According to DIN 66217, clockwise, rectangular (Cartesian) coordinate systems are used in machine tools. The following coordinate systems are defined:
Machine coordinate system MCS The machine coordinate system is formed by all the available physical machine axes.
Basic coordinate system BCS The basic coordinate system consists of 3 Cartesian axes (geometry axes), as well as other non-geometry axes (special axes).
BCS and MCS are always in conformance when the BCS can be mapped to the MCS without kinematic transformation (e.g. TRANSMIT/face transformation and max. 3 machine axes).
Basic zero system BZS DRF offsets, external work offsets and basic frames map the BCS on the BZS.

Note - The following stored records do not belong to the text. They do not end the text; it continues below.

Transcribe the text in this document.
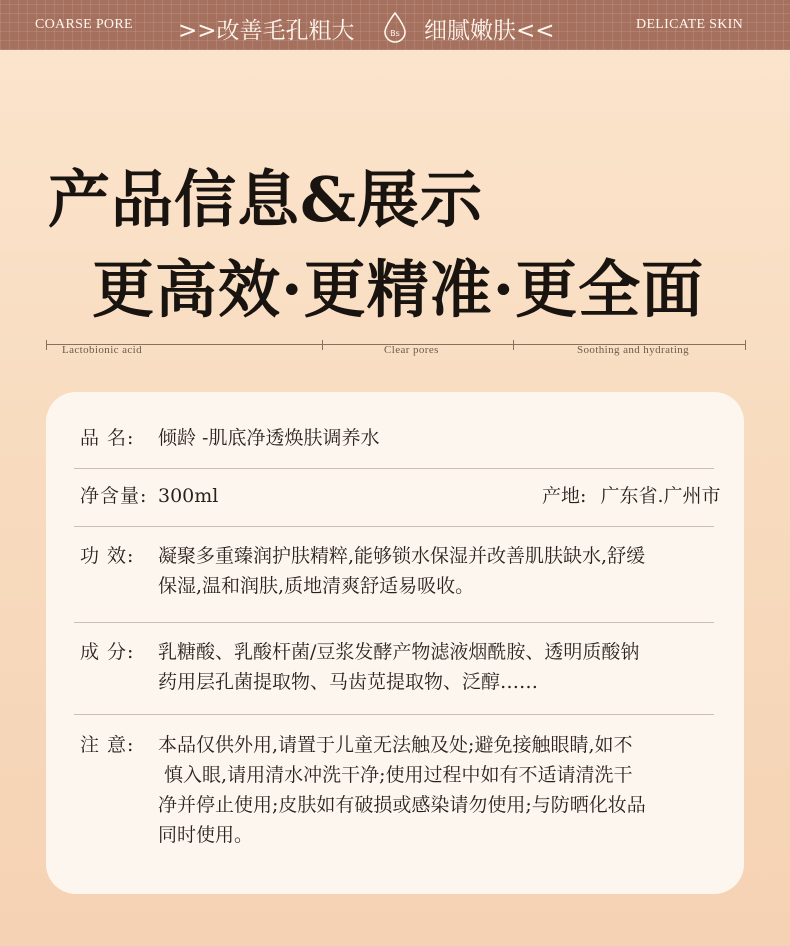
COARSE PORE >>改善毛孔粗大	Bs 细腻嫩肤<<	DELICATE SKIN
产品信息&展示
更高效·更精准·更全面
Lactobionic acid	Clear pores	Soothing and hydrating
品 名: 倾龄 -肌底净透焕肤调养水
净含量: 300ml	产地: 广东省.广州市
功 效: 凝聚多重臻润护肤精粹,能够锁水保湿并改善肌肤缺水,舒缓
保湿,温和润肤,质地清爽舒适易吸收。
成 分: 乳糖酸、乳酸杆菌/豆浆发酵产物滤液烟酰胺、透明质酸钠
药用层孔菌提取物、马齿苋提取物、泛醇……
注 意: 本品仅供外用,请置于儿童无法触及处;避免接触眼睛,如不
慎入眼,请用清水冲洗干净;使用过程中如有不适请清洗干
净并停止使用;皮肤如有破损或感染请勿使用;与防晒化妆品
同时使用。
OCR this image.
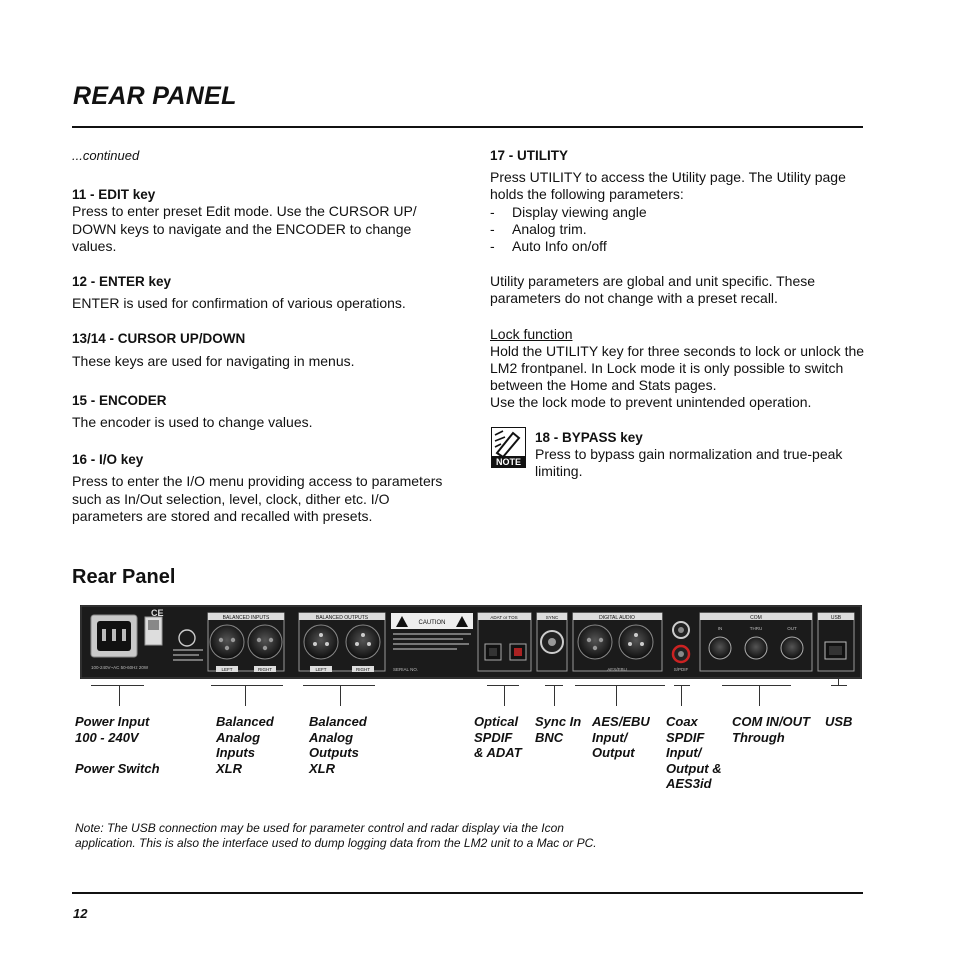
REAR PANEL

...continued

11 - EDIT key

Press to enter preset Edit mode. Use the CURSOR UP/ DOWN keys to navigate and the ENCODER to change values.

12 - ENTER key

ENTER is used for confirmation of various operations.

13/14 - CURSOR UP/DOWN

These keys are used for navigating in menus.

15 - ENCODER

The encoder is used to change values.

16 - I/O key

Press to enter the I/O menu providing access to parameters such as In/Out selection, level, clock, dither etc. I/O parameters are stored and recalled with presets.

17 - UTILITY

Press UTILITY to access the Utility page. The Utility page holds the following parameters:

-	Display viewing angle
-	Analog trim.
-	Auto Info on/off

Utility parameters are global and unit specific. These parameters do not change with a preset recall.

Lock function

Hold the UTILITY key for three seconds to lock or unlock the LM2 frontpanel. In Lock mode it is only possible to switch between the Home and Stats pages.

Use the lock mode to prevent unintended operation.

NOTE

18 - BYPASS key

Press to bypass gain normalization and true-peak limiting.

Rear Panel
100-240V~AC 50-60Hz 20W
CE	BALANCED INPUTS
LEFT	RIGHT
BALANCED OUTPUTS
LEFT	RIGHT
CAUTION
SERIAL NO.
ADAT or TOS	SYNC	DIGITAL AUDIO
AES/EBU	S/PDIF
COM
IN	THRU	OUT
USB
Power Input
100 - 240V

Power Switch
Balanced
Analog
Inputs
XLR
Balanced
Analog
Outputs
XLR
Optical
SPDIF
& ADAT
Sync In
BNC
AES/EBU
Input/
Output
Coax
SPDIF
Input/
Output &
AES3id
COM IN/OUT
Through
USB
Note: The USB connection may be used for parameter control and radar display via the Icon application. This is also the interface used to dump logging data from the LM2 unit to a Mac or PC.
12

Settable zero system SZS An activated settable work offset G54 to G599 transfers the BZS to the SZS.
Workpiece coordinate system WCS The programmable frame determines the WCS representing the basis for programming.
Work offsets are therefore used to transform the machine zero point into the workpiece zero point in order to simplify programming.
The following work offsets are possible:
Settable work offsets: It is possible to enter up to 100 work offsets (G54 to G57, G505 to G599), offset coordinates, angles and scaling factors in order to call zero points program-wide for various fixtures or clamping operations, for example. The work offsets can be suppressed block-by-block.
Programmable work offsets: Work offsets can be programmed with TRANS (substitution function, basis G54 to G599) or ATRANS (additive function). This allows you, for example, to work with different work offsets for repetitive machining operations at different positions on the workpiece. G58/G59 make previously programmed work offsets axially replaceable.
External work offsets: Axis-related linear work offsets can also be activated via the PLC user software (function blocks) with assignment of system variable $AA_ETRANS [axis].